There is a related question here Link, but the answer does not give any proof.
I use the following definition of the derivative:
Let $E,F$ be linear normed spaces. $f:E\to F$ is a mapping. The derivative $Df_a$ at point $a$ (if it exists) is defined to be the linear mapping $Df_a\in L(E,F)$ such that $$\forall h\in E,f(a+h)=f(a)+Df_a(h)+r_a(h) $$ where $r(h)=o(\|h\|)$.
I am NOT having problems evaluating the derivative of $\|\cdot\|_1$. I already know the answer. But how can I fit the answer rigorously into the definition above? See here for the formula of the derivative.
How can I prove the formula on Wikipedia $\partial\|x\|/\partial x=\text{sign}(x)$ satisfies the above definitions? I really don't know how to connect something very abstract (linear normed space) to some special functions $\text{sign}(x)$.
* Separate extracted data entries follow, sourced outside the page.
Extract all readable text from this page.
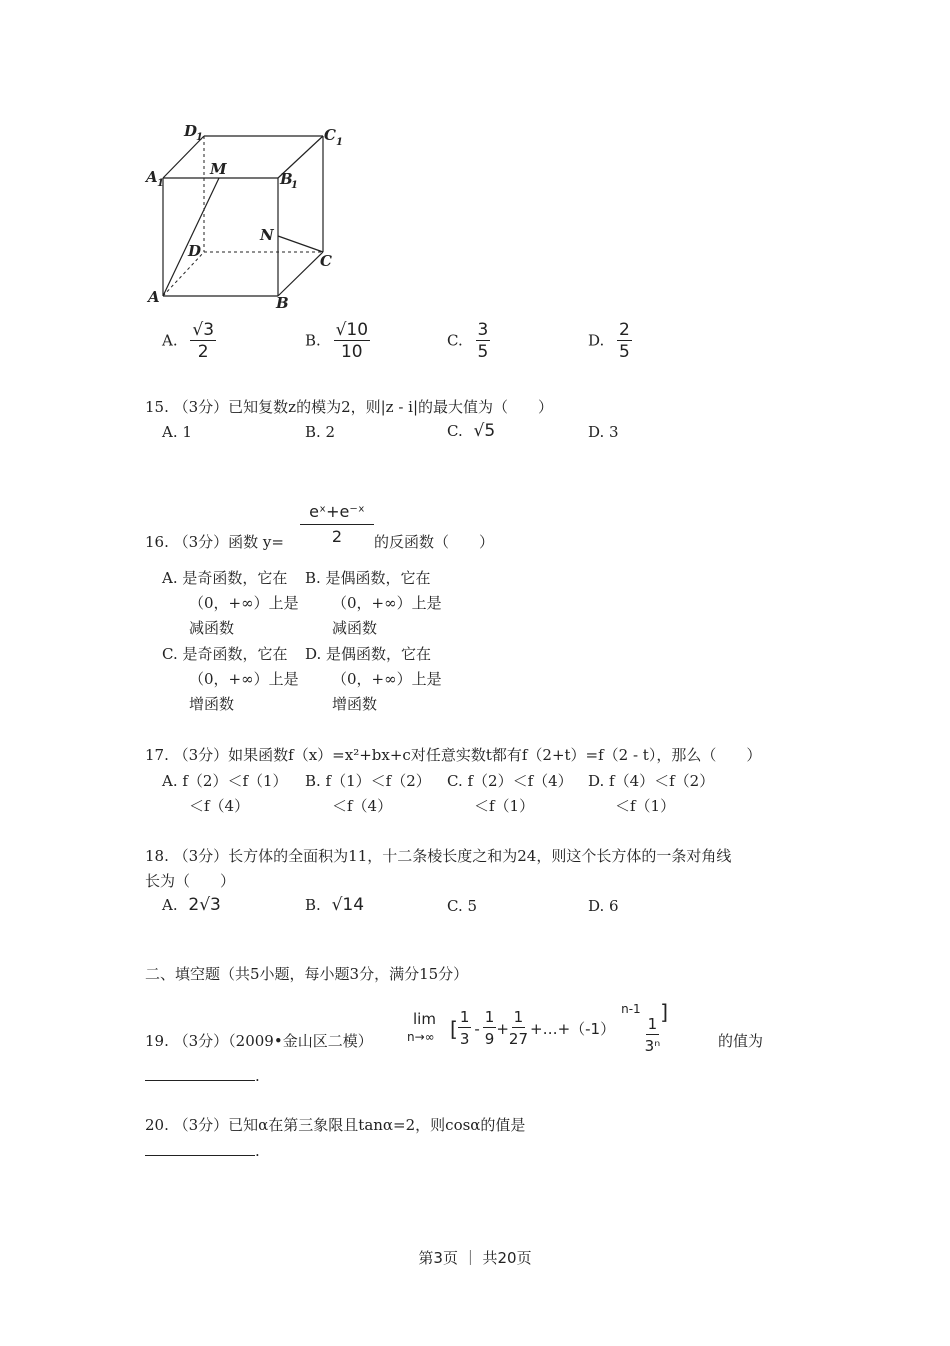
D
1	C 1
A 1	B
1
M
N
D
C
A	B
A. $\frac{√3}{2}$	B. $\frac{√10}{10}$	C. $\frac{3}{5}$	D. $\frac{2}{5}$
15. （3分）已知复数z的模为2，则|z - i|的最大值为（　　）
A. 1	B. 2	C. √5	D. 3
16. （3分）函数 y=
eˣ+e⁻ˣ
2	的反函数（　　）
A. 是奇函数，它在
（0，+∞）上是
减函数
B. 是偶函数，它在
（0，+∞）上是
减函数
C. 是奇函数，它在
（0，+∞）上是
增函数
D. 是偶函数，它在
（0，+∞）上是
增函数
17. （3分）如果函数f（x）=x²+bx+c对任意实数t都有f（2+t）=f（2 - t），那么（　　）
A. f（2）＜f（1）
＜f（4）
B. f（1）＜f（2）
＜f（4）
C. f（2）＜f（4）
＜f（1）
D. f（4）＜f（2）
＜f（1）
18. （3分）长方体的全面积为11，十二条棱长度之和为24，则这个长方体的一条对角线
长为（　　）
A. 2√3	B. √14	C. 5	D. 6
二、填空题（共5小题，每小题3分，满分15分）
19. （3分）（2009•金山区二模）
lim
n→∞ [ $\frac{1}{3} - \frac{1}{9} + \frac{1}{27}$ +…+（-1）
n-1
$\frac{1}{\text{3ⁿ}}$
]
的值为
.
20. （3分）已知α在第三象限且tanα=2，则cosα的值是
.
第3页 ｜ 共20页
For simplicity, consider the two-dimensional case. Let $x=(x_0,y_0),\ h=(h,k)$ such that $\|h\|=|h|+|k|=1.$ We want a linear transformation $D:\mathbb R^2\to \mathbb R$ such that
$\lim_{t\to 0}\frac{|x_0+th|+|y_0+tk|-|x_0|-|y_0|-D(th,tk))}{t(|h|+|k|)}=\lim_{t\to 0}\frac{|x_0+th|+|y_0+tk|-|x_0|-|y_0|-D(th,tk))}{t}=0.$
If $x_0,y_0\neq 0$ then taking $D(th,tk)=t(\text{sgn}\ x_0+\text{sgn}\ y_0)$ works becauae
$\lim_{t\to 0}\frac{|x_0+th|-|x_0|}{t}=\text{sgn}\ x_0$ and $\lim_{t\to 0}\frac{|y_0+tk|-|y_0|}{t}=\text{sgn}\ y_0.$
If either $x_0$ or $y_0$ is zero, say $x_0$, then we have
$\lim_{t\to 0}\frac{|th|+|y_0+tk|-|y_0|-D(th,tk))}{t}=0.$
If this holds, then in particular, it must hold for $k=0.$ Then, $h=1$ and then
$\lim_{t\to 0}\frac{|t|-D(0,tk))}{t}=0.$ Taking the limit from the right gives $D(0,k)=1$ and from the left $D(0,k)=-1$ so the derivative does not exist in this case.
The extension to $\mathbb R^n$ follows the same pattern: if any coordinate of a given point $x$ is zero, then the derivative does not exist. Otherwise, it is equal to the sum of the signum functions of the coordinates.